Institutional investors need anchors. These are the closest comparable entertainment venue transactions in the Las Vegas and national market.
| Transaction | Implied Value |
|---|---|
| Vici Properties / MGM Grand | $625/SF |
| Brooklyn Bowl LV (LINQ) | ~$400M enterprise (portfolio) |
| The Sphere (MSG) | $131K/seat build cost |
| Park MGM Theater Renovation | ~$450/SF renovation |
| The Arena (Proposed) | $466/SF · $21K/seat |
The Arena's $21K/seat all-in development cost compares favorably to The Sphere at $131K/seat ($131,000 per seat) and new-build arenas at $40K–$80K/seat.

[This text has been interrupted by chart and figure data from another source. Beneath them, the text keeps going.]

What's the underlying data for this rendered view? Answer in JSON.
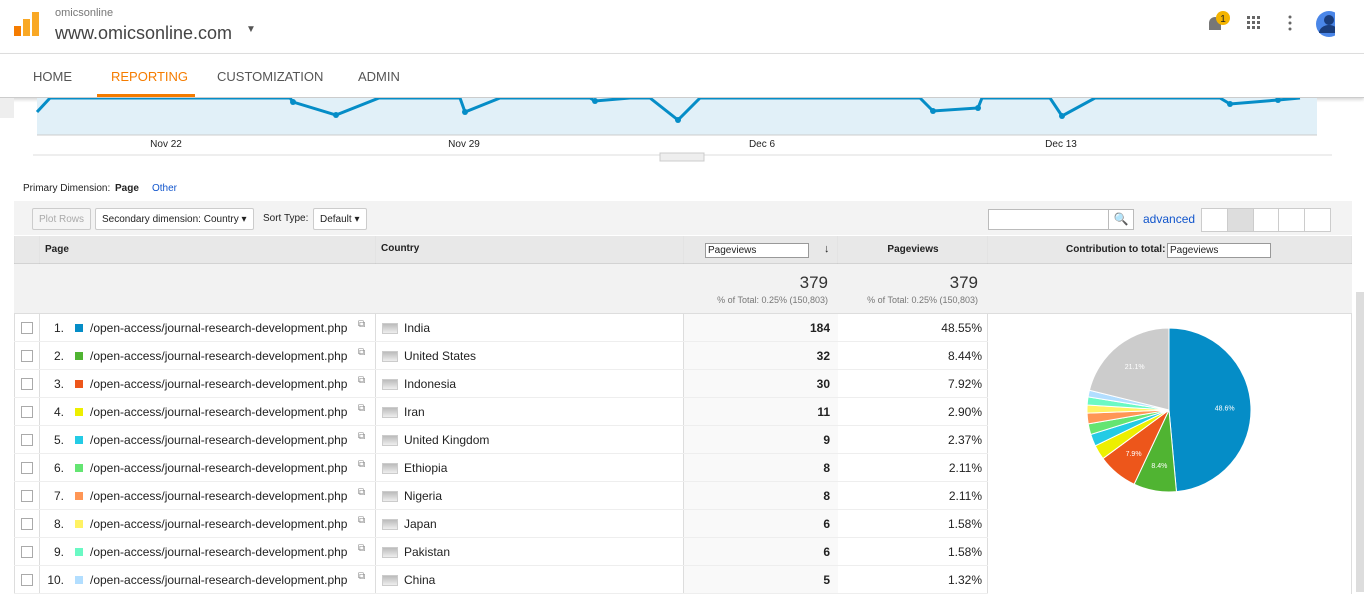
{
  "header": {
    "account": "omicsonline",
    "property": "www.omicsonline.com",
    "notifications": "1"
  },
  "nav": [
    "HOME",
    "REPORTING",
    "CUSTOMIZATION",
    "ADMIN"
  ],
  "trend": {
    "x_labels": [
      "Nov 22",
      "Nov 29",
      "Dec 6",
      "Dec 13"
    ]
  },
  "controls": {
    "primary_label": "Primary Dimension:",
    "primary_value": "Page",
    "other": "Other",
    "plot_rows": "Plot Rows",
    "secondary": "Secondary dimension: Country",
    "sort_label": "Sort Type:",
    "sort_value": "Default",
    "advanced": "advanced"
  },
  "table": {
    "headers": [
      "Page",
      "Country",
      "Pageviews",
      "Pageviews"
    ],
    "contribution_label": "Contribution to total:",
    "contribution_metric": "Pageviews",
    "totals": [
      {
        "value": "379",
        "note": "% of Total: 0.25% (150,803)"
      },
      {
        "value": "379",
        "note": "% of Total: 0.25% (150,803)"
      }
    ],
    "rows": [
      [
        "1.",
        "/open-access/journal-research-development.php",
        "India",
        "184",
        "48.55%"
      ],
      [
        "2.",
        "/open-access/journal-research-development.php",
        "United States",
        "32",
        "8.44%"
      ],
      [
        "3.",
        "/open-access/journal-research-development.php",
        "Indonesia",
        "30",
        "7.92%"
      ],
      [
        "4.",
        "/open-access/journal-research-development.php",
        "Iran",
        "11",
        "2.90%"
      ],
      [
        "5.",
        "/open-access/journal-research-development.php",
        "United Kingdom",
        "9",
        "2.37%"
      ],
      [
        "6.",
        "/open-access/journal-research-development.php",
        "Ethiopia",
        "8",
        "2.11%"
      ],
      [
        "7.",
        "/open-access/journal-research-development.php",
        "Nigeria",
        "8",
        "2.11%"
      ],
      [
        "8.",
        "/open-access/journal-research-development.php",
        "Japan",
        "6",
        "1.58%"
      ],
      [
        "9.",
        "/open-access/journal-research-development.php",
        "Pakistan",
        "6",
        "1.58%"
      ],
      [
        "10.",
        "/open-access/journal-research-development.php",
        "China",
        "5",
        "1.32%"
      ]
    ]
  },
  "chart_data": {
    "type": "pie",
    "values": [
      48.55,
      8.44,
      7.92,
      2.9,
      2.37,
      2.11,
      2.11,
      1.58,
      1.58,
      1.32,
      21.12
    ],
    "value_labels": [
      "48.6%",
      "8.4%",
      "7.9%",
      null,
      null,
      null,
      null,
      null,
      null,
      null,
      "21.1%"
    ],
    "colors": [
      "#058dc7",
      "#50b432",
      "#ed561b",
      "#edef00",
      "#24cbe5",
      "#64e572",
      "#ff9655",
      "#fff263",
      "#6af9c4",
      "#b2deff",
      "#cccccc"
    ]
  }
}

The adaptive reuse model - preserving the 151,200 SF shell - delivers institutional-quality construction at a fraction of ground-up costs.
Adjust the assumptions below and watch the financial model recalculate in real time. Stress-test the numbers yourself - every investor should.
| Avg Attendance | 2,520 |
| Ticket Revenue | $42.6M |
| F&B Revenue | $21.0M |
| Ancillary Revenue | $11.2M |
| Total Revenue | $89.8M |
| Operating Expenses | ($44.7M) |
| EBITDA | $45.1M |
| EBITDA Margin | 50.2% |
| Debt Service | ($5.85M) |
| Net After Debt | $39.2M |
DSCR: 7.7x · Payback: ~2.0 years
Interactive model for illustration only. Ancillary revenue (gym, sponsorships, naming rights, parking, media, retail) held constant at $11.2M. OpEx scales with event count. All projections are management estimates.